An enthusiastic mail from the news agency I work for: your news story on the film about Armenians was published in nine newspapers, among them nation-wide ones! Of course, it’s always nice when my articles reach a lot of people, but this time I couldn’t help having mixed feelings.

I recalled a discussion I had some time ago with a Turk, who was not surprised that stories about Armenians and the mass killings almost a hundred years ago easily find their way into Dutch newspapers. It is the story that Westerners want to hear, he said: Turks being brutal, Armenians the victims. Do Dutch people have any idea of the chaos in the Ottoman Empire during and after the First World War, do they have any idea about that, besides many Armenians, also a lot of Turks died? No, he said, because stories about that don’t sell, do they?

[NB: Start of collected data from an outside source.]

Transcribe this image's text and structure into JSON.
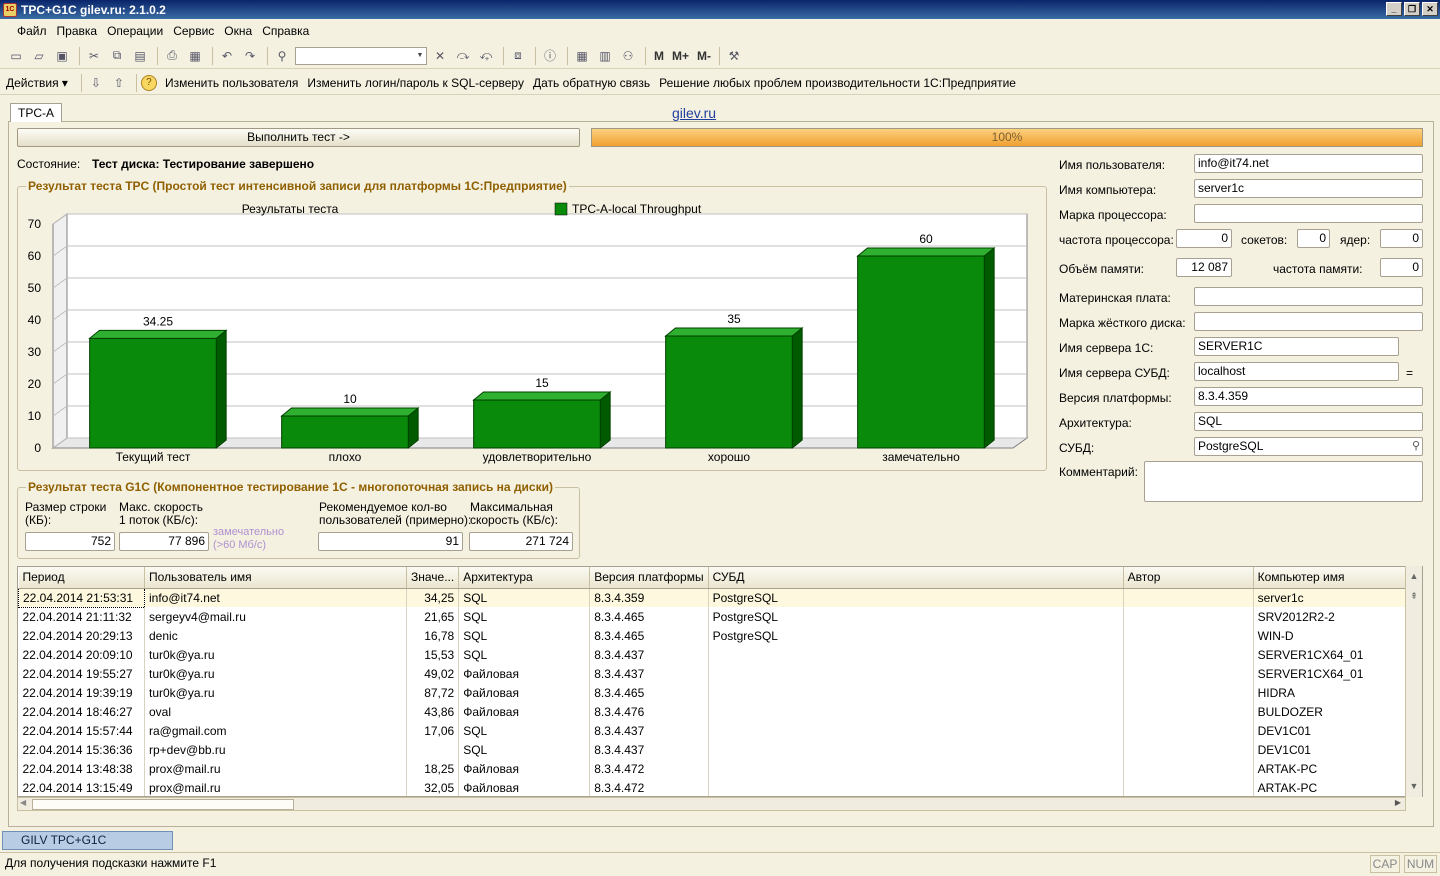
{
  "window": {
    "title": "TPC+G1C gilev.ru: 2.1.0.2",
    "icon": "1c-app-icon"
  },
  "menu": [
    "Файл",
    "Правка",
    "Операции",
    "Сервис",
    "Окна",
    "Справка"
  ],
  "actions": {
    "dropdown": "Действия",
    "items": [
      "Изменить пользователя",
      "Изменить логин/пароль к SQL-серверу",
      "Дать обратную связь",
      "Решение любых проблем производительности 1С:Предприятие"
    ]
  },
  "tab": "TPC-A",
  "link": "gilev.ru",
  "run_button": "Выполнить тест ->",
  "progress": {
    "label": "100%",
    "value": 1.0
  },
  "state": {
    "label": "Состояние:",
    "value": "Тест диска: Тестирование завершено"
  },
  "tpc_group_title": "Результат теста TPC (Простой тест интенсивной записи для платформы 1С:Предприятие)",
  "chart_data": {
    "type": "bar",
    "title": "Результаты теста",
    "legend": "TPC-A-local Throughput",
    "legend_position": "top",
    "categories": [
      "Текущий тест",
      "плохо",
      "удовлетворительно",
      "хорошо",
      "замечательно"
    ],
    "values": [
      34.25,
      10,
      15,
      35,
      60
    ],
    "value_labels": [
      "34.25",
      "10",
      "15",
      "35",
      "60"
    ],
    "yticks": [
      "0",
      "10",
      "20",
      "30",
      "40",
      "50",
      "60",
      "70"
    ],
    "ylim": [
      0,
      70
    ],
    "grid": true,
    "color": "#0a8a0a"
  },
  "g1c_group": {
    "title": "Результат теста G1C (Компонентное тестирование 1С - многопоточная запись на диски)",
    "row_size_label_1": "Размер строки",
    "row_size_label_2": "(КБ):",
    "row_size": "752",
    "max_speed_1_label_1": "Макс. скорость",
    "max_speed_1_label_2": "1 поток (КБ/с):",
    "max_speed_1": "77 896",
    "hint_1": "замечательно",
    "hint_2": "(>60 Мб/с)",
    "users_label_1": "Рекомендуемое кол-во",
    "users_label_2": "пользователей (примерно):",
    "users": "91",
    "max_speed_label_1": "Максимальная",
    "max_speed_label_2": "скорость (КБ/с):",
    "max_speed": "271 724"
  },
  "info": {
    "user_label": "Имя пользователя:",
    "user": "info@it74.net",
    "computer_label": "Имя компьютера:",
    "computer": "server1c",
    "cpu_brand_label": "Марка процессора:",
    "cpu_brand": "",
    "cpu_freq_label": "частота процессора:",
    "cpu_freq": "0",
    "sockets_label": "сокетов:",
    "sockets": "0",
    "cores_label": "ядер:",
    "cores": "0",
    "ram_label": "Объём памяти:",
    "ram": "12 087",
    "ram_freq_label": "частота памяти:",
    "ram_freq": "0",
    "mb_label": "Материнская плата:",
    "mb": "",
    "hdd_label": "Марка жёсткого диска:",
    "hdd": "",
    "server1c_label": "Имя сервера 1С:",
    "server1c": "SERVER1C",
    "dbserver_label": "Имя сервера СУБД:",
    "dbserver": "localhost",
    "dbserver_eq": "=",
    "platform_label": "Версия платформы:",
    "platform": "8.3.4.359",
    "arch_label": "Архитектура:",
    "arch": "SQL",
    "dbms_label": "СУБД:",
    "dbms": "PostgreSQL",
    "comment_label": "Комментарий:",
    "comment": ""
  },
  "table": {
    "columns": [
      "Период",
      "Пользователь имя",
      "Значе...",
      "Архитектура",
      "Версия платформы",
      "СУБД",
      "Автор",
      "Компьютер имя"
    ],
    "rows": [
      [
        "22.04.2014 21:53:31",
        "info@it74.net",
        "34,25",
        "SQL",
        "8.3.4.359",
        "PostgreSQL",
        "",
        "server1c"
      ],
      [
        "22.04.2014 21:11:32",
        "sergeyv4@mail.ru",
        "21,65",
        "SQL",
        "8.3.4.465",
        "PostgreSQL",
        "",
        "SRV2012R2-2"
      ],
      [
        "22.04.2014 20:29:13",
        "denic",
        "16,78",
        "SQL",
        "8.3.4.465",
        "PostgreSQL",
        "",
        "WIN-D"
      ],
      [
        "22.04.2014 20:09:10",
        "tur0k@ya.ru",
        "15,53",
        "SQL",
        "8.3.4.437",
        "",
        "",
        "SERVER1CX64_01"
      ],
      [
        "22.04.2014 19:55:27",
        "tur0k@ya.ru",
        "49,02",
        "Файловая",
        "8.3.4.437",
        "",
        "",
        "SERVER1CX64_01"
      ],
      [
        "22.04.2014 19:39:19",
        "tur0k@ya.ru",
        "87,72",
        "Файловая",
        "8.3.4.465",
        "",
        "",
        "HIDRA"
      ],
      [
        "22.04.2014 18:46:27",
        "oval",
        "43,86",
        "Файловая",
        "8.3.4.476",
        "",
        "",
        "BULDOZER"
      ],
      [
        "22.04.2014 15:57:44",
        "ra@gmail.com",
        "17,06",
        "SQL",
        "8.3.4.437",
        "",
        "",
        "DEV1C01"
      ],
      [
        "22.04.2014 15:36:36",
        "rp+dev@bb.ru",
        "",
        "SQL",
        "8.3.4.437",
        "",
        "",
        "DEV1C01"
      ],
      [
        "22.04.2014 13:48:38",
        "prox@mail.ru",
        "18,25",
        "Файловая",
        "8.3.4.472",
        "",
        "",
        "ARTAK-PC"
      ],
      [
        "22.04.2014 13:15:49",
        "prox@mail.ru",
        "32,05",
        "Файловая",
        "8.3.4.472",
        "",
        "",
        "ARTAK-PC"
      ]
    ]
  },
  "taskbar_item": "GILV TPC+G1C",
  "status": {
    "hint": "Для получения подсказки нажмите F1",
    "cap": "CAP",
    "num": "NUM"
  }
}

And I had to think back to a proposal I once made to a magazine for a museum in Turkey to honour the Turks that died at that time. Wouldn’t a serious story about how Turks recall the events be interesting? The editor-in-chief laughed, and expressed interest in a sort of tongue-in-cheek story about such a museum that people could have a giggle about. That was not the sort of story I had in mind, so I never came back to the idea.

To cut it short, ‘we’ in the west like to keep this matter in plain black-and-white. My story on the film about Armenians fitted in with that desire, and so nine newspapers decided to publish it. I don’t regret writing it, because it was news and it does give a picture of the difficult position Armenians in Turkey are still in. But as I said, it makes me wonder.